Daher sind die Länder voneinander abhängig, wenn es um die Versorgung mit Lebensmitteln, Rohstoffen und anderen Produkten geht. Aber Länder können nicht die Produkte kaufen, die sie voneinander benötigen, ohne bestimmte Dinge im Austausch zu verkaufen. Somit sind sie für Märkte voneinander abhängig. Es gibt jedoch einige Unterschiede zwischen diesen beiden Handelsarten. diese fordern eine eigene Theorie für den internationalen Handel.

Der Handel zwischen Ländern unterscheidet sich vom inländischen (internen) Handel, dh dem Handel innerhalb eines Landes in einem anderen.

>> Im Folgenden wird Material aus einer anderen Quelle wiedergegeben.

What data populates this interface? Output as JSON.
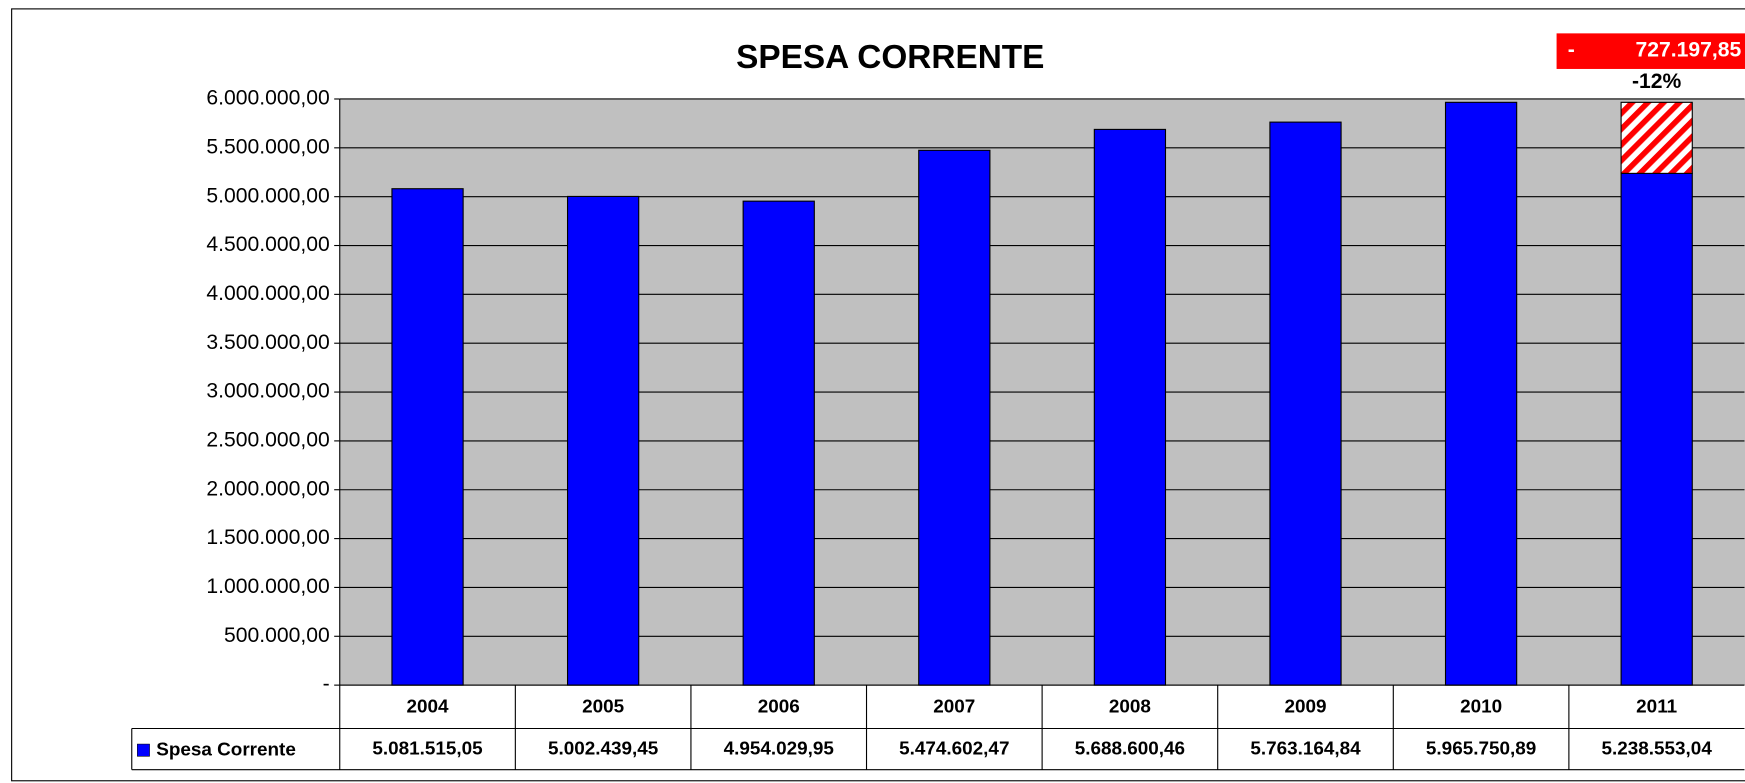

Folgende Punkte sind in diesem Zusammenhang zu beachten:

1. Sprache:

Verschiedene Länder haben verschiedene Sprachen. Dieser Faktor kann und wird häufig zum Handelshemmnis. Händler, die im Ausland verkaufen, müssen möglicherweise Sprachspezialisten beschäftigen und verursachen zusätzliche Kosten, da spezielle Formulare, Etiketten, Anweisungen usw. gedruckt werden müssen.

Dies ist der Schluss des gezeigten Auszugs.